The SDR was never going to make the most restful bedtime reading, but we will single out this sentence as one of the most chilling.

Engineering biology that creates the potential to enhance the capacity of the armed forces through advances in medicine, healthcare, and wellbeing, possibilities for new energetic and explosive materials, as well as avenues for enormous harm in the shape of new pathogens and other weapons of mass destruction.

Once more, Oxford has known expertise in biochemistry, and medicine development, the most well known being the Oxford/AstraZeneca Covid vaccine. Last month, the OUP published a paper calling for a comprehensive reform of military medical planning of NATO and its allies based on lessons from the Ukraine War. The Oxford/AstraZeneca vaccine played no small part in the UK's pandemic response. Could the University, and the spinouts around it, contribute medical and biological science in the support of the UK military? Will the new labs being built in the city be a spearhead for emerging science in this vein?

Robotics and autonomy

With armed forces increasingly using uncrewed and autonomous capabilities, both for everyday tasks and for work that might be dangerous for humans to do (such as de-mining), Oxfordshire's expertise in robotics could come in to play. RACE is the UK Atomic Energy Authority's Centre for Remote Applications in Challenging Environments, and it's in Culham. OXA, in East Oxford, is developing self-driving software and autonomous capability using generative AI. Their test customers are Ocado and BP's wind and solar farms. But could it power autonomous uncrewed warfighting vehicles in the future?

Land

So far, so military. But all of this, must of course, be paid for.

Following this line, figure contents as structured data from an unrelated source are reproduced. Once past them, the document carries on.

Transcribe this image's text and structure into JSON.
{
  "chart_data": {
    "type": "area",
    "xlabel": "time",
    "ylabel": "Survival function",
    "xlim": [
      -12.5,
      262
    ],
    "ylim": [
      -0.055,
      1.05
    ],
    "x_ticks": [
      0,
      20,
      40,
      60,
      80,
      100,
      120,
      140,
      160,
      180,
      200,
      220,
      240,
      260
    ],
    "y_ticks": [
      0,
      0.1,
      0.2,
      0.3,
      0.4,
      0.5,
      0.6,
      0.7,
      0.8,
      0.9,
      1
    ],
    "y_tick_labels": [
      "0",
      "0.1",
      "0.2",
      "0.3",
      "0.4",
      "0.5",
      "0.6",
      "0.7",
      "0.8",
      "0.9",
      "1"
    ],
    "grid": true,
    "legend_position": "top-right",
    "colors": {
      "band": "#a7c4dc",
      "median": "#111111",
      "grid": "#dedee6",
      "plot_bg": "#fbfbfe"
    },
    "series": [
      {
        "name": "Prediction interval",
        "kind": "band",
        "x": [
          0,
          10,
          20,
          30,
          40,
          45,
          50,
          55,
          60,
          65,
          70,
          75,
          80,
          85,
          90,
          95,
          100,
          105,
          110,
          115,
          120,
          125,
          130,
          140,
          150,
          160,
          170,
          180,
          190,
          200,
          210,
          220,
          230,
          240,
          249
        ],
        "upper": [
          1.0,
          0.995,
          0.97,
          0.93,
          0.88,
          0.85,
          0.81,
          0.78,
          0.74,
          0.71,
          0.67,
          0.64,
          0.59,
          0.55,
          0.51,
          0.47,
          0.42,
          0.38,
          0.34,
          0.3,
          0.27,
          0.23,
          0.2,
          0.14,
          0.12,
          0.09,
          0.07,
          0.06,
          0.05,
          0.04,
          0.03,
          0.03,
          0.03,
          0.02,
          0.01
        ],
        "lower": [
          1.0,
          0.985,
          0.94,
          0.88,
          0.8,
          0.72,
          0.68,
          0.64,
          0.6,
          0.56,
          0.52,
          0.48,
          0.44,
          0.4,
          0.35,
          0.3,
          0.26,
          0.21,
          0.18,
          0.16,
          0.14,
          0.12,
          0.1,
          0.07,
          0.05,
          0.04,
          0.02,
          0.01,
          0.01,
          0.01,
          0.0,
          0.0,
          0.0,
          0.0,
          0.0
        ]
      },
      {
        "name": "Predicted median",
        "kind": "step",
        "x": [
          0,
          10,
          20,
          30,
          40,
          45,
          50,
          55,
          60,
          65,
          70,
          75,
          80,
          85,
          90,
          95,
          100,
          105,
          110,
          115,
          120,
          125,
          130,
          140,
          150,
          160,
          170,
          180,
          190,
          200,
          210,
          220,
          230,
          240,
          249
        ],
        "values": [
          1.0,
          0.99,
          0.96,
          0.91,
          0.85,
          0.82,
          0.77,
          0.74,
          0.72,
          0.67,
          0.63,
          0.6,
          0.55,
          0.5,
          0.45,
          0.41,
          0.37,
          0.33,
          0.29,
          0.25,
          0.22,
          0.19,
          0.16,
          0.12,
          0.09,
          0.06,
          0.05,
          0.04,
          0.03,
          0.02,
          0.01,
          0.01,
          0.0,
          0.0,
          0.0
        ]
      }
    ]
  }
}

The military estate takes up 1% of the land mass of the UK. One of the more innovative ideas to come out of the SDR was the suggestion of selling off some of that land, either for homes where security was not critical, or as lab/development space for dual use purposes. In other words, selling land close to (or even within) military establishments, particularly to civilian companies who are developing technology with application within the military. Could we see more labs built near Oxfordshire's six bases? Or land sold off that could ease Oxfordshire's housing crisis? Watch this space.

Conclusion

The SDR seeks to make the military responsible for developing regional clusters and supporting local-national partnerships, using locally based staff to build understanding of local business sectors. Based on the expertise already extant in the county, a cluster of military expertise in Oxfordshire seems likely.

In many ways the Oxford Cambridge Growth Corridor is doing this already, with Science Minister and Oxford–Cambridge Innovation Champion Lord Vallance setting out his vision to make the Corridor an economic growth engine for the entire of the UK. It remains to be seen whether the Oxford Cambridge Corridor and the Modern Industrial Strategy will dovetail with the Strategic Defence Review.

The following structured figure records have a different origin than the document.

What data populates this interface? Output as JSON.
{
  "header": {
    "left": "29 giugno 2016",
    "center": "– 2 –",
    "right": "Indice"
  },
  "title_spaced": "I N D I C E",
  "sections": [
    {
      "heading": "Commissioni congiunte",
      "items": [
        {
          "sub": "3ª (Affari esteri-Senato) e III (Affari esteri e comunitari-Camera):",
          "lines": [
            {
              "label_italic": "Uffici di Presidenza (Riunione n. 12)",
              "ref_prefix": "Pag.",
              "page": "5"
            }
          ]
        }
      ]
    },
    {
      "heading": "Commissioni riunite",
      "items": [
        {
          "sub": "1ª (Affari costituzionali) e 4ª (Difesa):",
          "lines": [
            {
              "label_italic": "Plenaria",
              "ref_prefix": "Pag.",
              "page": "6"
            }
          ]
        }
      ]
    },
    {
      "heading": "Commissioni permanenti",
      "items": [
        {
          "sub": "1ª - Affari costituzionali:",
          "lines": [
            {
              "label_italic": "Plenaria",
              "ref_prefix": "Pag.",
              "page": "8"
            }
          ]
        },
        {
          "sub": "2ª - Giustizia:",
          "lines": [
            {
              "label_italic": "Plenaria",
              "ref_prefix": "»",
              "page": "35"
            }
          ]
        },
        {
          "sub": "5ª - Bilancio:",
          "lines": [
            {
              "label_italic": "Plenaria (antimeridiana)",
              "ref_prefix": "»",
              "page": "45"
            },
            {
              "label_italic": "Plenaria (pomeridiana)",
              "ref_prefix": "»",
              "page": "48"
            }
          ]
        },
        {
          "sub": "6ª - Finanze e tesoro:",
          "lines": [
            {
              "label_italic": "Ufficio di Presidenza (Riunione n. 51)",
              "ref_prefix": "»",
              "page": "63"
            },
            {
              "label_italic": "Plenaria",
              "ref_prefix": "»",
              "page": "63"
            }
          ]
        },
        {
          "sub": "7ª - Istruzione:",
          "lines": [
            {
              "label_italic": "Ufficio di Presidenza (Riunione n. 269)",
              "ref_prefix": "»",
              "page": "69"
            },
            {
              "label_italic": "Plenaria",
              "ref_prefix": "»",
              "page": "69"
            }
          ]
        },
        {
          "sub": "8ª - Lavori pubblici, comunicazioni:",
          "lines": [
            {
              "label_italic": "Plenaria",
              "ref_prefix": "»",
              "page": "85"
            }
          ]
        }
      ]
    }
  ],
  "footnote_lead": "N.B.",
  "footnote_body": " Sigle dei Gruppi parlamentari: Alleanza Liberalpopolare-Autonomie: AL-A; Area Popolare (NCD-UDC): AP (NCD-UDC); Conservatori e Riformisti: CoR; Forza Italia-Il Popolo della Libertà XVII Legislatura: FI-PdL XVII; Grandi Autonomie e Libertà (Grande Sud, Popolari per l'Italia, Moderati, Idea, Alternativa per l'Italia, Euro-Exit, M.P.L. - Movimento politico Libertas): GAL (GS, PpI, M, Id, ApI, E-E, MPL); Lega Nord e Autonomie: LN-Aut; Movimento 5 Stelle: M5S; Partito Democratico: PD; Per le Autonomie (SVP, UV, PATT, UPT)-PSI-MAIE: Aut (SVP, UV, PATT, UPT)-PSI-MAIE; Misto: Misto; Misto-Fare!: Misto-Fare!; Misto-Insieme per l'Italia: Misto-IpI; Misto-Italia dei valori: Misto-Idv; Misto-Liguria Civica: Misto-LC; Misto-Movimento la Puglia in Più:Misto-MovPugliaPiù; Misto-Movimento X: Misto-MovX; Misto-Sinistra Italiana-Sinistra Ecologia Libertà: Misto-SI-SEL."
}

This all needs to be funded of course, and land sales as laid out above will not be the whole solution. But geopolitics does not stay still. The SDR says the Defence Investment Plan will be completed in Autumn 2025 – warp-speed for a project of this scale, and likely to make the Sir Humphreys quake. We could start seeing some of these changes as early as 2026.

We hope, of course, that we will never need to use the cutting edge skills of those in this county in a time of war. But it seems likely that growth in Oxfordshire will accelerate as a result of a change in military strategy, and just possibly, support this country in making Britain safer, secure at home, and strong abroad.